Blogs are great, you can moderate all the comments made without looking like a big dictator and it doesn’t normally require as much work as a forum.  They are also very flexible you can base your whole business site off of a blog with very little if any modifications.  It’s possible with a forum, but you’d have to add some kind of CMS functionality to it.

Popular/Best Forum Software:

VBulletin.  The best out there in my opinion.  I always make sure I have a few licenses at my disposal to quickly launch forums.  Paid software.

phpBB.  This use to be my favorite, now I’m not to sure what place I’d put this one in.  It’s free.

SMF.  A solid software that’s also free.  This one seems to be getting more and more popular by the day.

IPB (aka Invision Power Board).  I have a license for it.  It works, I don’t know if I really care for it though.  I’m so use to VBulletin that I personally don’t care for this one.  This is a paid forum software.

MyBB.  Originally made to be a VBulletin-like clone.  It’s pretty solid although I’ve heard development is a little slow on this one.  Very nice looking, does look very similar to VBulletin.  Free software.

Popular/Best Blog Software:

WordPress.  The end.  Game over.  There is no competition.  WordPress is free, easy to customize, a million free themes and plug-ins out there (and some great paid one’s).  Can’t be beat right now and no one is in their league on the blogging end of things.

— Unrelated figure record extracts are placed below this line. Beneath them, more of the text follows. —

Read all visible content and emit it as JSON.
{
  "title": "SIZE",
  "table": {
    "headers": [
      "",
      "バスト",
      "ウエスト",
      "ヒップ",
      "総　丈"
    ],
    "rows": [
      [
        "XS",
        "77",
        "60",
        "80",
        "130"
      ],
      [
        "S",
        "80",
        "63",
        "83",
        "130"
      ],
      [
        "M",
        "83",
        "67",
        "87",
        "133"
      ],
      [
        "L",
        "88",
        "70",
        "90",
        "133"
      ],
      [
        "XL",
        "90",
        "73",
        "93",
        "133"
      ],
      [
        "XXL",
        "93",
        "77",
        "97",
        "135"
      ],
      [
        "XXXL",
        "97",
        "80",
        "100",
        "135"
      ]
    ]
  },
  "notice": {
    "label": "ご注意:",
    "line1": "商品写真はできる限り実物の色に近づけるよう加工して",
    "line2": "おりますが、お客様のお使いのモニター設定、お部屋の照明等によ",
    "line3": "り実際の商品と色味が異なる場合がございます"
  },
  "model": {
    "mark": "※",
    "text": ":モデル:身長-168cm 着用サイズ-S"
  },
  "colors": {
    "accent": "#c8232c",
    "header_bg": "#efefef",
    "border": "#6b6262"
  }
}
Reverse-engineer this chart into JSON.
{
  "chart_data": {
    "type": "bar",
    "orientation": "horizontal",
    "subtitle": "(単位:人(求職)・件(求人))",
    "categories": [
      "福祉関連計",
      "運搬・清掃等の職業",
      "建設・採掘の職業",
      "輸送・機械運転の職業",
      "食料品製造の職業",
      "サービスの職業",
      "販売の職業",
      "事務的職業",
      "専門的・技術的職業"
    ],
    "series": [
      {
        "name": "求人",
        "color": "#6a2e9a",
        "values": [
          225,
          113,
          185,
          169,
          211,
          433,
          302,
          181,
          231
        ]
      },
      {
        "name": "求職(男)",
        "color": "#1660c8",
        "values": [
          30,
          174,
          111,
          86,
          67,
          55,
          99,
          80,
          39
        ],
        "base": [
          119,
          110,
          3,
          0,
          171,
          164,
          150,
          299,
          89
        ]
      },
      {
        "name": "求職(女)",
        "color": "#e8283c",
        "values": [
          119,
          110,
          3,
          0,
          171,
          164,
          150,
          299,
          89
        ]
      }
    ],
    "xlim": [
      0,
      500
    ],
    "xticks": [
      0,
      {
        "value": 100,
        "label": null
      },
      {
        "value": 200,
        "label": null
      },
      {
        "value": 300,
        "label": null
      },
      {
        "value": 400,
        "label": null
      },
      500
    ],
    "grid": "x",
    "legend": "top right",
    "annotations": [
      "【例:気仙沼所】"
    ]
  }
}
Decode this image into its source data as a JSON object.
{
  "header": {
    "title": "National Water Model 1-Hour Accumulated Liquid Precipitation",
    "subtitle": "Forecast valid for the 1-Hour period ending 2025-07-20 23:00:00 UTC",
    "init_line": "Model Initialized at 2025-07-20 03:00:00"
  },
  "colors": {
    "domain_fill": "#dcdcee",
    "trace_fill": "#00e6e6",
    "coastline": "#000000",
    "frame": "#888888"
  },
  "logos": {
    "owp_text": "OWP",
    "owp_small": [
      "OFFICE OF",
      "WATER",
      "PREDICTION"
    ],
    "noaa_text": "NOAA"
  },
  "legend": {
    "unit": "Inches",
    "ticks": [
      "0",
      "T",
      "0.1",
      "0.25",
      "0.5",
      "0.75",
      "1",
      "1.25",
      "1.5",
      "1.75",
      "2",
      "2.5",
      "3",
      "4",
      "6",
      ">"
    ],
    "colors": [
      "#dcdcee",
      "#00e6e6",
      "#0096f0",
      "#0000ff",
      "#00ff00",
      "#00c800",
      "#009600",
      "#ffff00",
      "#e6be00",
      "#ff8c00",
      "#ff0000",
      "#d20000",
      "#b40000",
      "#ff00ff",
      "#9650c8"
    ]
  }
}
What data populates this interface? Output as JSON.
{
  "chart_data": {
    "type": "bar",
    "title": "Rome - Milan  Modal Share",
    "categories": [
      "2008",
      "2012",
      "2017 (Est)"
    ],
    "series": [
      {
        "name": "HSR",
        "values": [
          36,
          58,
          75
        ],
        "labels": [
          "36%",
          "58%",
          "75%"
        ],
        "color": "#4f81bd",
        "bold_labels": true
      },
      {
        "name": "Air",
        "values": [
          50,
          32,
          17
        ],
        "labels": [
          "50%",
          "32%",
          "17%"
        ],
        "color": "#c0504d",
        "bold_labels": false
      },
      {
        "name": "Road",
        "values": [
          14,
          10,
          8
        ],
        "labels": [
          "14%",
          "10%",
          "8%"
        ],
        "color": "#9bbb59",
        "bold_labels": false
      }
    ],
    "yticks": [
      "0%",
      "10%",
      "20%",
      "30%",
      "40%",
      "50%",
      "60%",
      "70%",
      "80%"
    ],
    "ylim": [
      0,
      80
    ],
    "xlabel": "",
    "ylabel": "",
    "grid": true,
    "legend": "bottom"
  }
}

Remember because a script/software is paid don’t think it’s better.  A lot of things are a matter of preference.  Paid doesn’t necessarily mean better.  You can get away with using a free forum script without any issues.  The people that are really the most anal about free forum scripts are webmasters and very savvy internet users.  The casual internet user could care less about what script you’re using.  My motto is if you can do it for free, why pay?